Ontwikkelingen in het bbp in de EU: groei sinds 2013

De wereldwijde financiële en economische crisis leidde in 2009 tot een ernstige recessie in de EU (zie figuur 1), gevolgd door een herstel in 2010. De crisis begon eerder in Japan en de Verenigde Staten, waar al in 2008 sprake was van negatieve jaarlijkse wijzigingspercentages (in reële termen) voor het bbp, die in 2009 verder daalden en in 2010 weer stegen. De economische productie in China bleef daarentegen tijdens de crisis relatief gestaag groeien (bijna 10 % per jaar), vertraagde enigszins in de daarop volgende jaren, maar bleef aanzienlijk hoger dan in enige andere economie in figuur 1.

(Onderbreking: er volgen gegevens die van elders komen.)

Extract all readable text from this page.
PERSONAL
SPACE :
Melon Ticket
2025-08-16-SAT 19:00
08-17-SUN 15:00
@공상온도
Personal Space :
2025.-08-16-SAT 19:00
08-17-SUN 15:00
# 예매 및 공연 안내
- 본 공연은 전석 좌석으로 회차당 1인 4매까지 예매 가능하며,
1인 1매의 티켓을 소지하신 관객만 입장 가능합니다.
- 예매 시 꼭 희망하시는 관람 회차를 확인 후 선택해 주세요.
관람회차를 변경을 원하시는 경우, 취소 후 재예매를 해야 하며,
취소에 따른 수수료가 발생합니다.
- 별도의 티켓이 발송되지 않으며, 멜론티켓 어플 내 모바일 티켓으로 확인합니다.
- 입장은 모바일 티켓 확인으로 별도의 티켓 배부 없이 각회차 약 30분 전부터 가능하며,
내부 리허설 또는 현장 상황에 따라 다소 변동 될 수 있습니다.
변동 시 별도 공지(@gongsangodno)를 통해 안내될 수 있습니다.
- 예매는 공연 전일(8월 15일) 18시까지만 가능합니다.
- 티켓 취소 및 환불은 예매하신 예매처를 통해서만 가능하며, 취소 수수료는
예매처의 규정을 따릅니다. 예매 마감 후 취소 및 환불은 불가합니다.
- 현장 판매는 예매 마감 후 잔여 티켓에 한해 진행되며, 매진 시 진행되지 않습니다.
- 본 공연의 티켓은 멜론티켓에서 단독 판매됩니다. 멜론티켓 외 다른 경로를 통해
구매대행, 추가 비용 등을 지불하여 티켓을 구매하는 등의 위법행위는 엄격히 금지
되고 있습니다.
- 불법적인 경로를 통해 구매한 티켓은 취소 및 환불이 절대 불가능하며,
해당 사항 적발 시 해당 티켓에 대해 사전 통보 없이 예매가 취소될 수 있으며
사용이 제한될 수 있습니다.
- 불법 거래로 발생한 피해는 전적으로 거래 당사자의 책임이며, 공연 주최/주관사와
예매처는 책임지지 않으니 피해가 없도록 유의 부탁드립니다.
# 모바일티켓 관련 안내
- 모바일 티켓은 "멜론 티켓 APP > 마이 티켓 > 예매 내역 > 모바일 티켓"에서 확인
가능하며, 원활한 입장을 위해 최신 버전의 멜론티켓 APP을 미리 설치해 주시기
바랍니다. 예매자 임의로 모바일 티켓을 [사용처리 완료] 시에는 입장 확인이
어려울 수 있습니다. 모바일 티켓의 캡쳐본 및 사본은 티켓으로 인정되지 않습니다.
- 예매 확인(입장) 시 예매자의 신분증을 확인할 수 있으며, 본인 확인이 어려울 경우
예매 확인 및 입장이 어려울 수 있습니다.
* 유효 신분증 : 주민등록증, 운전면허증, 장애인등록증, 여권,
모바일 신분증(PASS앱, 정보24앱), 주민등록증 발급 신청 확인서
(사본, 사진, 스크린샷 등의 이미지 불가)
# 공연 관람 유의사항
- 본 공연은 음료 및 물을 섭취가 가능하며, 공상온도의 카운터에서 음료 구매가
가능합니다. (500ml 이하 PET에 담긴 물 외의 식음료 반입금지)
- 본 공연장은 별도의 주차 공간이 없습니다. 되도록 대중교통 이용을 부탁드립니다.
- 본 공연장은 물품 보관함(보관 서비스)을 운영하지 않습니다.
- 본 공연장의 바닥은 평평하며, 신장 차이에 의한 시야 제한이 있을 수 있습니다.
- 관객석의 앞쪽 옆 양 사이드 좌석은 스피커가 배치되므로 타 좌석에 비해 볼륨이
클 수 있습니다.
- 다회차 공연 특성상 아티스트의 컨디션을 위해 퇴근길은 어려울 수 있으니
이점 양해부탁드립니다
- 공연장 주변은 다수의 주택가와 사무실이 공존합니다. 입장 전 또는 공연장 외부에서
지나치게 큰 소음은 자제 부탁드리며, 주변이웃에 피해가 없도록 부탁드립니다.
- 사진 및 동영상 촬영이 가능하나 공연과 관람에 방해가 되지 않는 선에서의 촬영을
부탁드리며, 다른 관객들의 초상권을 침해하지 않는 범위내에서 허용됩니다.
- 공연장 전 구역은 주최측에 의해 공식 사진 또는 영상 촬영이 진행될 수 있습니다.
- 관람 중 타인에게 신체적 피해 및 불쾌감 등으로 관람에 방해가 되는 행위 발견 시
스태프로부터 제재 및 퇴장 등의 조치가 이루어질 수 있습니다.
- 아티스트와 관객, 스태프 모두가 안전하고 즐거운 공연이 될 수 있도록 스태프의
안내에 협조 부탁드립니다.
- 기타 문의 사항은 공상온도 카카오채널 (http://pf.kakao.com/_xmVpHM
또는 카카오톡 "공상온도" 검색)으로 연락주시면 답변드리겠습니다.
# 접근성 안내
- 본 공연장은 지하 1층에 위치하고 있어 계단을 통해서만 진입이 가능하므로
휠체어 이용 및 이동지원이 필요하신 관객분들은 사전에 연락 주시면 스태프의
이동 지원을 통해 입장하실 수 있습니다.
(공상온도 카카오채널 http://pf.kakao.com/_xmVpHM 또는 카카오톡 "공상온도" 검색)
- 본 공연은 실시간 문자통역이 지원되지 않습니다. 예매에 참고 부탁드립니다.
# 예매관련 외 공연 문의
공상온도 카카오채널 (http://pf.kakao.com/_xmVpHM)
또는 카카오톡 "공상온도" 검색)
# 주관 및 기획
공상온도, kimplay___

In 2008 was het al duidelijk dat er een crisis zat aan te komen in de EU-28, aangezien de groei van het bbp aanzienlijk was gestagneerd. In 2009 daalde het reële bbp met 4,3 %. Door het herstel in de EU-28 steeg het volume-indexcijfer van het bbp (op basis van kettingindexcijfers volume) met 2,1 % in 2010 en was er in 2011 sprake van een verdere stijging van 1,8 %. Vervolgens kromp het bbp met 0,4 % in 2012, waarna geleidelijk positievere wijzigingspercentages werden genoteerd in 2013 (0,3 %), 2014 (1,7 %) en 2015 (2,3 %). In 2016 zette de groei door, maar in een trager tempo (1,9 %) en in 2017 was weer sprake van versnelde groei, toen het bbp toenam met 2,4 %, het hoogste jaarlijkse wijzigingspercentage sinds het begin van de crisis.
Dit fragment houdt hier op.